There is something qualitatively different, something worse about violence than other existential threats. It may be impossible to distinguish between the mortal terror of being trapped under a building in an earthquake and being trapped under a building after a car bomb, between the agony of death from cancer and being beaten to death. But there is a difference. We all die in some manner or another, but an act of human will, of intentionality, a choice by one person to harm another, is not the same as an act or accident of nature or a cruel vagary of fate. The immediacy, intentionality, and physicality of a violent act sets it apart, precisely because free will is involved, because it is a choice in the moment, because it is avoidable by virtue of being the will of a person.
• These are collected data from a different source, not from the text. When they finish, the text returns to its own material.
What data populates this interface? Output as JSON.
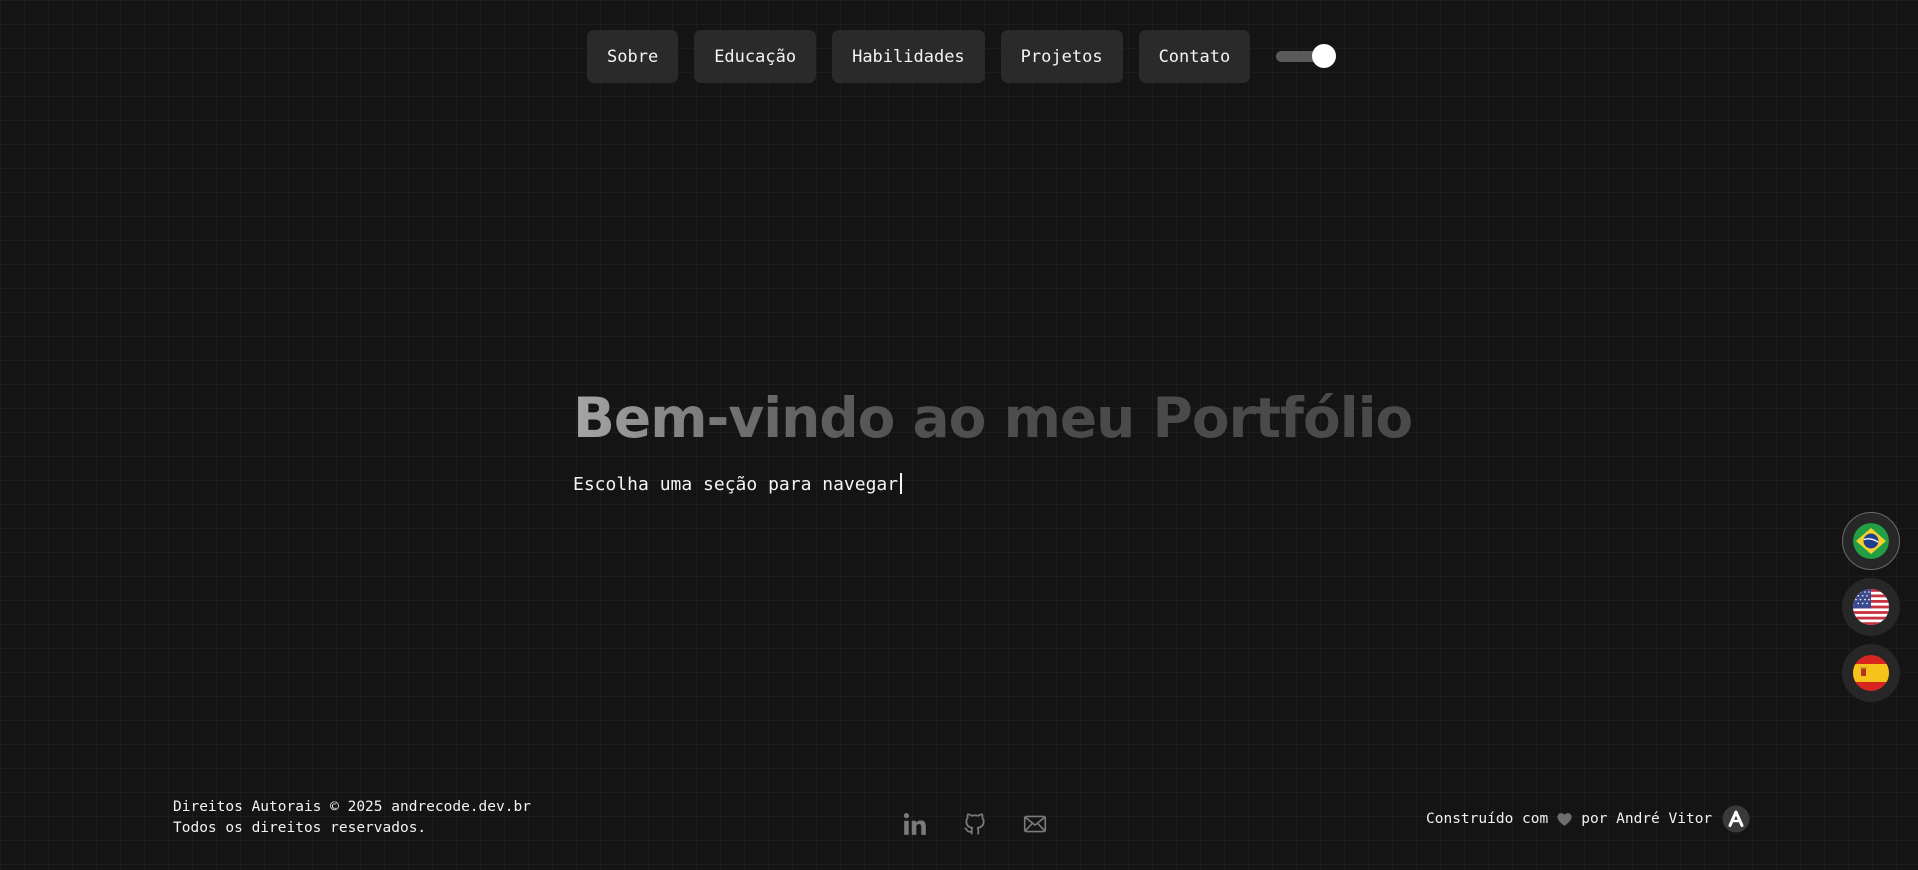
{
  "nav": {
    "items": [
      {
        "label": "Sobre"
      },
      {
        "label": "Educação"
      },
      {
        "label": "Habilidades"
      },
      {
        "label": "Projetos"
      },
      {
        "label": "Contato"
      }
    ],
    "theme_toggle": {
      "state": "on"
    }
  },
  "hero": {
    "title": "Bem-vindo ao meu Portfólio",
    "subtitle": "Escolha uma seção para navegar"
  },
  "languages": [
    {
      "icon": "brazil-flag-icon",
      "active": true
    },
    {
      "icon": "usa-flag-icon",
      "active": false
    },
    {
      "icon": "spain-flag-icon",
      "active": false
    }
  ],
  "footer": {
    "copyright": "Direitos Autorais © 2025 andrecode.dev.br",
    "rights": "Todos os direitos reservados.",
    "socials": [
      {
        "icon": "linkedin-icon"
      },
      {
        "icon": "github-icon"
      },
      {
        "icon": "mail-icon"
      }
    ],
    "built_with": "Construído com",
    "built_by": "por André Vitor",
    "heart_icon": "heart-icon",
    "logo_icon": "logo-a-icon"
  },
  "colors": {
    "background": "#141414",
    "button_bg": "#2a2a2a",
    "text": "#f2f2f2",
    "muted_icon": "#7a7a7a"
  }
}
Although the relative scale is disproportionate (vastly more people are at risk from hunger and disease) violence touches virtually everyone, directly or indirectly. Is there a single person reading this who hasn’t been affected by it in some way or who isn’t concerned about being harmed or having their loved ones harmed? In many ways, violence – the fear of it, the reality of it, its history, and its many representations/permutations in art, film, music, media and modern culture – defines our modern life.
I believe that the decision by an individual or group of individuals to destroy or inflict damage on others, to rob them of their freedom, to strip them of their dignity, to dehumanize them, is fundamentally worse than any other mortal threat we face. Violence is an affront to our souls, a stain on our humanity.
Should it be our top order of business to eradicate violence? Yes. Is it possible to do so? The report I referenced at the top of this piece is a good place to start.